At this point it was unclear to me what an internal curation team was

Jesse Spaulding

I like that you are highlighting your efforts to correct the problem at its source

Jesse Spaulding

The word 'curate' is used a lot. I personally find this word vague. It may be helpful to be more specific about what you're doing.

Benjamin Good

This is a word that is used frequently and pretty well understood within the community of folks that build and maintain biological databases. e.g. an important annual conference is run by the 'biocuration' society. From my viewpoint the use is pretty clear. Perhaps a definition early on would clarify this for folks a little farther outside this community though.

Jesse Spaulding

It is unclear to me what I am supposed to learn from this graph. Does it aide in understanding something?

Benjamin Good

Scanning the proposal without reading deeply, I would concur with your confusion.
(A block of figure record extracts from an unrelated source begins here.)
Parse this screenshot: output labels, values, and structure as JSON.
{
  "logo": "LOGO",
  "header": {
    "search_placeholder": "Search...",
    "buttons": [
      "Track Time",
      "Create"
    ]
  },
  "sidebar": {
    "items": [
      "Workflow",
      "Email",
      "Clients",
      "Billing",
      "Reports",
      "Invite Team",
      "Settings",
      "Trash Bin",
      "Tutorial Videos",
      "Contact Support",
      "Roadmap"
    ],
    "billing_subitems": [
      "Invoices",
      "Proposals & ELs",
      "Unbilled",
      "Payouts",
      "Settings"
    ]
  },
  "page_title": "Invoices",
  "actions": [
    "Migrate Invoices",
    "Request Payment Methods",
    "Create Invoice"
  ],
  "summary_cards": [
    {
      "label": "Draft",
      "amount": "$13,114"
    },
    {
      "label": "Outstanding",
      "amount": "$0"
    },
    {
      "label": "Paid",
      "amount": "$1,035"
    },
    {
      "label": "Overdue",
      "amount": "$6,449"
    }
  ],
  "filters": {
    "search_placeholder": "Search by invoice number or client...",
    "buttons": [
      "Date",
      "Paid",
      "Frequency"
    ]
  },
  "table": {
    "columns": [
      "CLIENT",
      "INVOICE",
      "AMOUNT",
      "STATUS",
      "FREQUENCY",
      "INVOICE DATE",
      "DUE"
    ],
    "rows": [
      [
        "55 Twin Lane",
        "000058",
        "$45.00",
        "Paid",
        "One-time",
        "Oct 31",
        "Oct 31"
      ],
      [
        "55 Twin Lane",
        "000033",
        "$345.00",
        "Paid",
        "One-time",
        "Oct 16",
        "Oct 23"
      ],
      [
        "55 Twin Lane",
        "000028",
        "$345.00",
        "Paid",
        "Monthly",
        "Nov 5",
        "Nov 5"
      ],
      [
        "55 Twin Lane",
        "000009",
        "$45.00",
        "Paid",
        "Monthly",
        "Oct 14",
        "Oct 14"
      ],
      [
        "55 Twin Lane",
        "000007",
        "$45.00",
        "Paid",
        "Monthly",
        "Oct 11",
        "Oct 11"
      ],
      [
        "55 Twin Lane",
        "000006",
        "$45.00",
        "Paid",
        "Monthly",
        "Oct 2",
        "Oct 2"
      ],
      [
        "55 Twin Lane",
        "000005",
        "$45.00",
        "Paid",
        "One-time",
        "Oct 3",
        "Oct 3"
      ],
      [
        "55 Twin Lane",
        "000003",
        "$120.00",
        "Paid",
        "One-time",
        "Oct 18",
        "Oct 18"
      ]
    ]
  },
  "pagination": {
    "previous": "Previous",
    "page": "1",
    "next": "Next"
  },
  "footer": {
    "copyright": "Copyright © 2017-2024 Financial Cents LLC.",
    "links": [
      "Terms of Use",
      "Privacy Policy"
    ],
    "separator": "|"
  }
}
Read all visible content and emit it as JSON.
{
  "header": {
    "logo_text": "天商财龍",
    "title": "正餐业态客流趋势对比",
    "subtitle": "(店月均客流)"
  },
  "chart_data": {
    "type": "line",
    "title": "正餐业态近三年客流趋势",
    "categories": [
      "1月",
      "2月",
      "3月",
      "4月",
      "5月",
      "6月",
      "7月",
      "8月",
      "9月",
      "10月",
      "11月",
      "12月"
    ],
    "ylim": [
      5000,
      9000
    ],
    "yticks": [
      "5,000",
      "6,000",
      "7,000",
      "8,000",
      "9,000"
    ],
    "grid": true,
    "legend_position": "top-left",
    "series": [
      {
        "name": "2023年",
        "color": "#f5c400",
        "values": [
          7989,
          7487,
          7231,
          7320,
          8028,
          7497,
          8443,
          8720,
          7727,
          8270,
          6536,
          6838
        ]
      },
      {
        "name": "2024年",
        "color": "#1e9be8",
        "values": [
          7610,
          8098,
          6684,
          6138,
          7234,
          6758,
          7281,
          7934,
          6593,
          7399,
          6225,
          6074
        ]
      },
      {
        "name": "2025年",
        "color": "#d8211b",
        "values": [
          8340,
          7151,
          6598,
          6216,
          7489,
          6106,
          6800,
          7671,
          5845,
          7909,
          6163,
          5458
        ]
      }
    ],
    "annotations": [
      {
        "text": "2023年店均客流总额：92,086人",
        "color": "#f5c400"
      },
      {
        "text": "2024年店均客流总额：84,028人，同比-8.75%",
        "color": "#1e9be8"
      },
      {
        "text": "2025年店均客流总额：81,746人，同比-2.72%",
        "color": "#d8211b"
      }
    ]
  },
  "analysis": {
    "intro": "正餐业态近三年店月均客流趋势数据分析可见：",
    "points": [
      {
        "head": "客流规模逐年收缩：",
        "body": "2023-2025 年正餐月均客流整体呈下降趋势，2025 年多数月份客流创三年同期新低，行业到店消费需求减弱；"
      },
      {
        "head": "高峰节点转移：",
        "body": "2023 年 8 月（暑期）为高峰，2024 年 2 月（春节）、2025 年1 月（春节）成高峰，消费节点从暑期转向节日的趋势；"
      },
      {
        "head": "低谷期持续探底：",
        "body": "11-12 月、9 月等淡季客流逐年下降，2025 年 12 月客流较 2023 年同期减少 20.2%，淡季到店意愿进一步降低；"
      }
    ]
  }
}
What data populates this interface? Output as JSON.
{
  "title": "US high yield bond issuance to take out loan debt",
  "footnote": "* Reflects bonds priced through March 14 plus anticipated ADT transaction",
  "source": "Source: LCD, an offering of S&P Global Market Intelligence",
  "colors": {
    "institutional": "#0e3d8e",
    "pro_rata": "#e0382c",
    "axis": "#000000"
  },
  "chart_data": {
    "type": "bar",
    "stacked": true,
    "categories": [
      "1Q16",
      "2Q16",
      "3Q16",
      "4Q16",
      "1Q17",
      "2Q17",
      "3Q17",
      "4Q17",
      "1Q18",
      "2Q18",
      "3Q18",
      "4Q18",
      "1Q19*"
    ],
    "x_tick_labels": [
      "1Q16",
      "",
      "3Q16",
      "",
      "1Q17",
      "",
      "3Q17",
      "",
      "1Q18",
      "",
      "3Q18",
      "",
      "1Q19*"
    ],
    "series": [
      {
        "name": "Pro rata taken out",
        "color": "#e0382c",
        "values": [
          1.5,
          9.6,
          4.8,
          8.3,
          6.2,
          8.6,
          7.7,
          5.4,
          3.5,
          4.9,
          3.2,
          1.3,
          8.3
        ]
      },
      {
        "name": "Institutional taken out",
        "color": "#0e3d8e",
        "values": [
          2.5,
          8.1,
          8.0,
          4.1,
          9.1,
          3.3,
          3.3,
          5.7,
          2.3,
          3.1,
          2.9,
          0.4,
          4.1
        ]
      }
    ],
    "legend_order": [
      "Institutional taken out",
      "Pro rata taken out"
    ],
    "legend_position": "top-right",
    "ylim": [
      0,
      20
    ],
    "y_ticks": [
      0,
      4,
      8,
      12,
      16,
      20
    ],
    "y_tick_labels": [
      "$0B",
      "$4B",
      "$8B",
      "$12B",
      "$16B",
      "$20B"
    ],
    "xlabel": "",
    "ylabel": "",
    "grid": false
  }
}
The point of the figure and its relevance could be more clear.

Jesse Spaulding

Is it safe to assume that people already know what tunable game mechanics are?

Jesse Spaulding

It's unclear to me what aggregation and valuation mean here.

Jesse Spaulding

Great, but this seems weak without explanation. Perhaps mention you'll get into the detail later?

Jesse Spaulding

I find drawing this analogy just makes things harder to read. I also don't think it adds much value.

Jesse Spaulding

Why not just say something like "Engaging the general public will accelerate pathway modeling"? Are you trying to match the language of the FOA?

Jesse Spaulding

Is it worth saying this here if you're not going to explain how it does this?

Jesse Spaulding

If points calculations are done in the browser it seems like a user could cheat and artificially inflate their score. If we are talking about simple calculations it is hard to imagine there is a real need to have these done client side.

Jesse Spaulding

Perhaps you should say that you are in fact designing it for others to extend — not just anticipating. You could also mention other open source projects that were successfully extended in the manner you imagine for Pathways4Life.

Jesse Spaulding

How about a link?

Jesse Spaulding

I suggest a points system and leaderboard specific to each disease. I suspect there are people motivated to help out and be acknowledged within the scope of a particular disease.